MEI MEI CHU The Star 20 Aug 19;
PETALING JAYA: As alarm bells ring with Malaysia’s Sumatran rhino population plummeting to a single surviving female, one wildlife biologist is racing to set up a captive breeding programme for the critically-endangered Malayan Sun Bear.
Malaysia’s leading sun bear conservationist Wong Siew Te (pic) is targeting to launch the programme by 2025 at his Bornean Sun Bear Conservation Center (BSBCC) in Sandakan, Sabah.
“Forest fragmentation is becoming increasingly serious, more poachers have access to forested areas and I’ve seen places that used to have lots of sun bears now no longer have any, ” Wong said in an interview.
He said the empty forest syndrome was growing in Malaysia.
The extinction of sun bears, a keystone species, would have ripple effects on the survival of other wildlife and plants in the forest, he said.
“Without sun bears, the forest will be very different... It is my mission to make sure that there are sun bears living in our forests, ” he said.
Wong said sun bears played an important ecological role as seed dispersals, forest engineers, forest doctors and forest farmers.
“Sun bears control the termite population. In the process of eating stingless beehives, they carve holes in trees that hornbills and flying squirrels use as nests, and when they feed on earthworms, they plough the soil, ” he said.
However, poaching and deforestation are pushing sun bears to extinction. A Department of Wildlife and National Parks Peninsular Malaysia (Perhilitan) analysis estimates that there are only 300 to 500 sun bears left in Malaysia as of 2018.Its population in Sabah and Sarawak is unknown but conservationists believe there are fewer sun bears than orang utan left in the wild.
The International Union for Conservation of Nature (IUCN) lists sun bears as “Vulnerable to Extinction” and it is the second rarest bear species after the giant panda. Set up in 2008, BSBCC currently runs a rehabilitation programme for rescued sun bears as well as anti-poaching, conservation, education and research activities.
Wong said the addition of a captive breeding programme would be a holistic approach to maintaining the population of the world’s smallest bear species.
Over the past year, BSBCC has been working with the Borneo Rhino Alliance on an advanced reproductive technology project, involving collecting sun bear semen for future use and studying its reproductive biology.
Wong, who announced his vision for the programme during the International Congress for Conservation Biology 2019 in Kuala Lumpur, said the challenge now was to build a bear den, upgrade veterinary facilities and build capacity in reproduction biology.
To ensure the success of the captive breeding programme, he said strict enforcement was needed to stop poaching and educating the public not to keep, kill or eat sun bears.
“In Sabah, hunting and poaching is still ongoing.
“We need to make sure the hunting and poaching is reduced so that we can give the sun bears a safe forest to roam when we release them, ” he said.

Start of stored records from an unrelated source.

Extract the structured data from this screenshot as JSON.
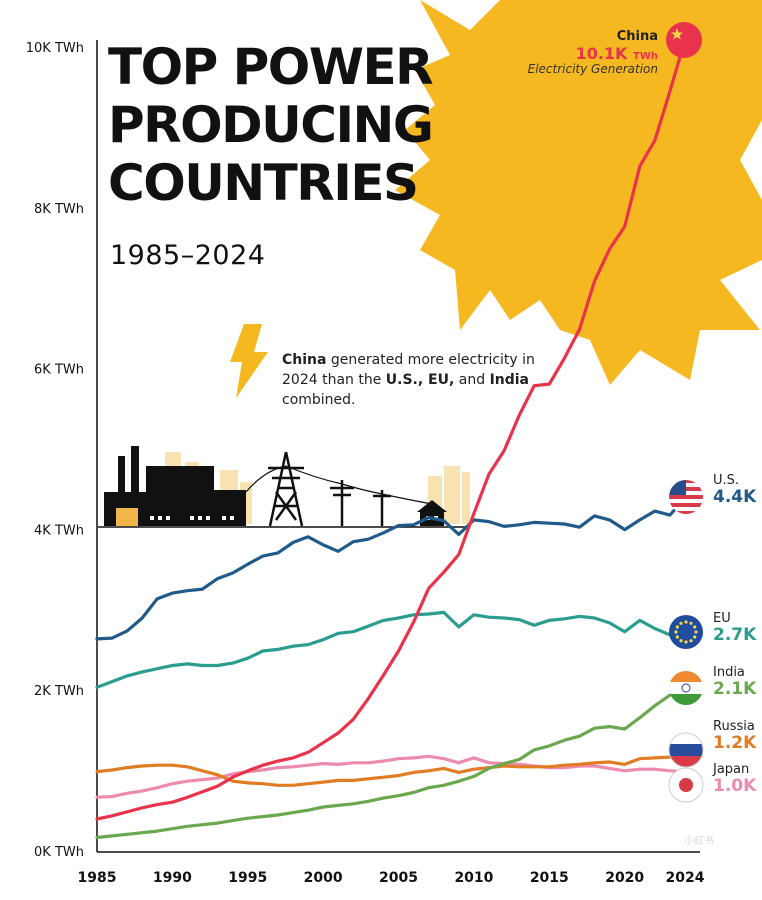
{
  "header": {
    "title": "TOP POWER\nPRODUCING\nCOUNTRIES",
    "subtitle": "1985–2024"
  },
  "annotation": {
    "parts": [
      {
        "text": "China",
        "bold": true
      },
      {
        "text": " generated more electricity in 2024 than the ",
        "bold": false
      },
      {
        "text": "U.S., EU,",
        "bold": true
      },
      {
        "text": " and ",
        "bold": false
      },
      {
        "text": "India",
        "bold": true
      },
      {
        "text": " combined.",
        "bold": false
      }
    ]
  },
  "china_callout": {
    "name": "China",
    "value": "10.1K",
    "unit": "TWh",
    "metric": "Electricity Generation"
  },
  "labels": {
    "us": {
      "name": "U.S.",
      "value": "4.4K"
    },
    "eu": {
      "name": "EU",
      "value": "2.7K"
    },
    "india": {
      "name": "India",
      "value": "2.1K"
    },
    "russia": {
      "name": "Russia",
      "value": "1.2K"
    },
    "japan": {
      "name": "Japan",
      "value": "1.0K"
    }
  },
  "watermark": "小红书",
  "colors": {
    "china": "#e8334a",
    "us": "#1f5a8a",
    "eu": "#2a9d8f",
    "india": "#6aa84f",
    "russia": "#e07c24",
    "japan": "#ec8ab0",
    "sun": "#f5b820",
    "skyline": "#f8e2b0",
    "axis": "#111111"
  },
  "icons": [
    "lightning-bolt-icon",
    "factory-icon",
    "transmission-tower-icon",
    "power-pole-icon",
    "house-icon",
    "china-flag-icon",
    "us-flag-icon",
    "eu-flag-icon",
    "india-flag-icon",
    "russia-flag-icon",
    "japan-flag-icon",
    "sun-icon"
  ],
  "chart_data": {
    "type": "line",
    "xlim": [
      1985,
      2024
    ],
    "ylim": [
      0,
      10000
    ],
    "yunit": "TWh",
    "x_ticks": [
      1985,
      1990,
      1995,
      2000,
      2005,
      2010,
      2015,
      2020,
      2024
    ],
    "y_ticks": [
      0,
      2000,
      4000,
      6000,
      8000,
      10000
    ],
    "y_tick_labels": [
      "0K TWh",
      "2K TWh",
      "4K TWh",
      "6K TWh",
      "8K TWh",
      "10K TWh"
    ],
    "x": [
      1985,
      1986,
      1987,
      1988,
      1989,
      1990,
      1991,
      1992,
      1993,
      1994,
      1995,
      1996,
      1997,
      1998,
      1999,
      2000,
      2001,
      2002,
      2003,
      2004,
      2005,
      2006,
      2007,
      2008,
      2009,
      2010,
      2011,
      2012,
      2013,
      2014,
      2015,
      2016,
      2017,
      2018,
      2019,
      2020,
      2021,
      2022,
      2023,
      2024
    ],
    "series": [
      {
        "name": "China",
        "key": "china",
        "values": [
          410,
          450,
          500,
          550,
          590,
          620,
          680,
          750,
          820,
          930,
          1010,
          1080,
          1130,
          1170,
          1240,
          1360,
          1480,
          1650,
          1910,
          2200,
          2500,
          2860,
          3280,
          3480,
          3700,
          4210,
          4700,
          4990,
          5430,
          5800,
          5820,
          6140,
          6500,
          7100,
          7500,
          7780,
          8530,
          8850,
          9460,
          10100
        ]
      },
      {
        "name": "U.S.",
        "key": "us",
        "values": [
          2650,
          2660,
          2750,
          2910,
          3150,
          3220,
          3250,
          3270,
          3400,
          3470,
          3580,
          3680,
          3720,
          3850,
          3920,
          3820,
          3740,
          3860,
          3890,
          3970,
          4060,
          4070,
          4160,
          4120,
          3950,
          4130,
          4110,
          4050,
          4070,
          4100,
          4090,
          4080,
          4040,
          4180,
          4130,
          4010,
          4130,
          4240,
          4190,
          4400
        ]
      },
      {
        "name": "EU",
        "key": "eu",
        "values": [
          2050,
          2120,
          2190,
          2240,
          2280,
          2320,
          2340,
          2320,
          2320,
          2350,
          2410,
          2500,
          2520,
          2560,
          2580,
          2640,
          2720,
          2740,
          2810,
          2880,
          2910,
          2950,
          2960,
          2980,
          2800,
          2950,
          2920,
          2910,
          2890,
          2820,
          2880,
          2900,
          2930,
          2910,
          2850,
          2740,
          2880,
          2780,
          2700,
          2700
        ]
      },
      {
        "name": "India",
        "key": "india",
        "values": [
          180,
          200,
          220,
          240,
          260,
          290,
          320,
          340,
          360,
          390,
          420,
          440,
          460,
          490,
          520,
          560,
          580,
          600,
          630,
          670,
          700,
          740,
          800,
          830,
          880,
          940,
          1040,
          1100,
          1150,
          1270,
          1320,
          1390,
          1440,
          1540,
          1560,
          1530,
          1670,
          1820,
          1950,
          2100
        ]
      },
      {
        "name": "Russia",
        "key": "russia",
        "values": [
          1000,
          1020,
          1050,
          1070,
          1080,
          1080,
          1060,
          1010,
          960,
          880,
          860,
          850,
          830,
          830,
          850,
          870,
          890,
          890,
          910,
          930,
          950,
          990,
          1010,
          1040,
          990,
          1030,
          1050,
          1070,
          1060,
          1060,
          1060,
          1080,
          1090,
          1110,
          1120,
          1090,
          1160,
          1170,
          1180,
          1200
        ]
      },
      {
        "name": "Japan",
        "key": "japan",
        "values": [
          680,
          690,
          730,
          760,
          800,
          850,
          880,
          900,
          920,
          970,
          1000,
          1020,
          1050,
          1060,
          1080,
          1100,
          1090,
          1110,
          1110,
          1130,
          1160,
          1170,
          1190,
          1160,
          1110,
          1170,
          1110,
          1100,
          1090,
          1070,
          1050,
          1050,
          1070,
          1070,
          1040,
          1010,
          1030,
          1030,
          1010,
          1000
        ]
      }
    ]
  }
}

Wong said sun bears could not withstand human activities because they had a very slow reproductive rate, with a wild female sun bear only having an average of three to four cubs in its lifetime.
They have a gestation period of 93 days and will stay with the cub until it reaches adulthood at around three years of age.
Wong said BSBCC was currently housing 43 sun bears, all of which were rescued from poachers.
“We have captive breeding in mind because if we look at the current trend, we will soon have forests with no bears. We failed with the Sumatran rhino, it should be a warning or a lesson to us, an alarm call, ” he said.